SYDNEY, Australia – Pacific Rim leaders agreed Saturday to curb global warming by improving energy use and expanding forests, laying out a plan they hope will influence future climate change talks but that critics dismissed as too timid.
President Bush, Russian President Vladimir Putin, China’s Hu Jintao and leaders of other Asia-Pacific economies adopted the program at an annual summit after officials struck a deal between richer and developing nations over targets.
The program’s centerpieces are two modest goals: one on energy efficiency, the other on forests. Unlike the contentious, U.N.-backed Kyoto Protocol, it does not set targets on the greenhouse gas emissions which cause global warming, and its goals are voluntary.
Yet in bringing together the Asia-Pacific Economic Cooperation summit’s disparate group of countries on a contentious issue, the program may carry weight in upcoming talks in Washington, New York and Indonesia for a new post-Kyoto blueprint.
And unlike the Kyoto agreement, which largely exempted developing countries from targets, China has signed on to APEC’s goals.
Today, the leaders called for urgent progress on faltering global trade talks.
It was on climate change that APEC leaders hoped to break new ground.
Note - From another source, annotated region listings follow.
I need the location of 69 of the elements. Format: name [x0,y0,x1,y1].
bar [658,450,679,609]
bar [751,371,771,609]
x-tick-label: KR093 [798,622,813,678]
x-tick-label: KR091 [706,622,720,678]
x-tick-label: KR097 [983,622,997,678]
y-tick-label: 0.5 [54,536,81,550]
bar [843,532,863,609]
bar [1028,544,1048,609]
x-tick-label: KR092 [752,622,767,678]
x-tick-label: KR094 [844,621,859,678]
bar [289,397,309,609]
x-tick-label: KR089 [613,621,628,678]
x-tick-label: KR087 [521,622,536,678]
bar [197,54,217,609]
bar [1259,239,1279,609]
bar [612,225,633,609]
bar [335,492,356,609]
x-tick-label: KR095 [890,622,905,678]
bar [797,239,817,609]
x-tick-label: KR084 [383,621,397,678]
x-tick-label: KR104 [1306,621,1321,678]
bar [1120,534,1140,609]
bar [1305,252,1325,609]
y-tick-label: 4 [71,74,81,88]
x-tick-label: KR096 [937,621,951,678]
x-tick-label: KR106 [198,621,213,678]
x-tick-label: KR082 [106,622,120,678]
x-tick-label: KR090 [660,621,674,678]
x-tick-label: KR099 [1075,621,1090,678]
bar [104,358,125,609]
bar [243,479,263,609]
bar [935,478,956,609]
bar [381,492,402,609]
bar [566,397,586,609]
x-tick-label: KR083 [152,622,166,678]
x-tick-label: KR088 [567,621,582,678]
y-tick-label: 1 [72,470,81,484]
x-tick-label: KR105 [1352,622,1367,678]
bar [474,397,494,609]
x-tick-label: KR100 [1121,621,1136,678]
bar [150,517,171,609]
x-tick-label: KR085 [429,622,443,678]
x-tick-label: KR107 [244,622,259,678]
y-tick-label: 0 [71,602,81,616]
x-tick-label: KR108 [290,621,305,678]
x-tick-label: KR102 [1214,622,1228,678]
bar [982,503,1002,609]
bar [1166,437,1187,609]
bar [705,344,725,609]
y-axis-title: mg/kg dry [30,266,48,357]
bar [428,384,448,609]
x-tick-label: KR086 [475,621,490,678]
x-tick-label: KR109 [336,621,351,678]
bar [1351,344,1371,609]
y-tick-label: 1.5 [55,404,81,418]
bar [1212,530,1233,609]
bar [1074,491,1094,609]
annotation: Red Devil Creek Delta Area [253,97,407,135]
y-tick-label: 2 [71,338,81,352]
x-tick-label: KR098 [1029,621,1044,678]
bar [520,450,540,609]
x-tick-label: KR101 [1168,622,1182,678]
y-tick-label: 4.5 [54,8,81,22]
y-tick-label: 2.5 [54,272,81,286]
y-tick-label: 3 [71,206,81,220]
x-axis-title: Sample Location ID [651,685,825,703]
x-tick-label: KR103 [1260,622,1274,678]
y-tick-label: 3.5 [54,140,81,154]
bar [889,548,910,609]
The grouping accounts for more than half the world’s economy and contains most of its biggest polluters.
Under the platform, APEC members will reduce “energy intensity” – the amount of energy needed to produce a dollar of gross domestic product – by 25 percent by 2030. They also pledged to increase forest cover in the region by at least 50 million acres by 2020.
“If you have APEC, especially the largest emitters – the U.S., China, Russia, Japan – sign up to an agreement like that, it would be hard to ignore at the global level,” said Malcolm Cook of Sydney-based think-tank the Lowy Institute.
But other climate change experts and environmental activists were dismissive, saying the goals were nonbinding and so modest in scope as to render the program ineffective.
“If the APEC statement is the platform for future action on climate change, then the world is in trouble,” said Greenpeace energy campaigner Catherine Fitzpatrick.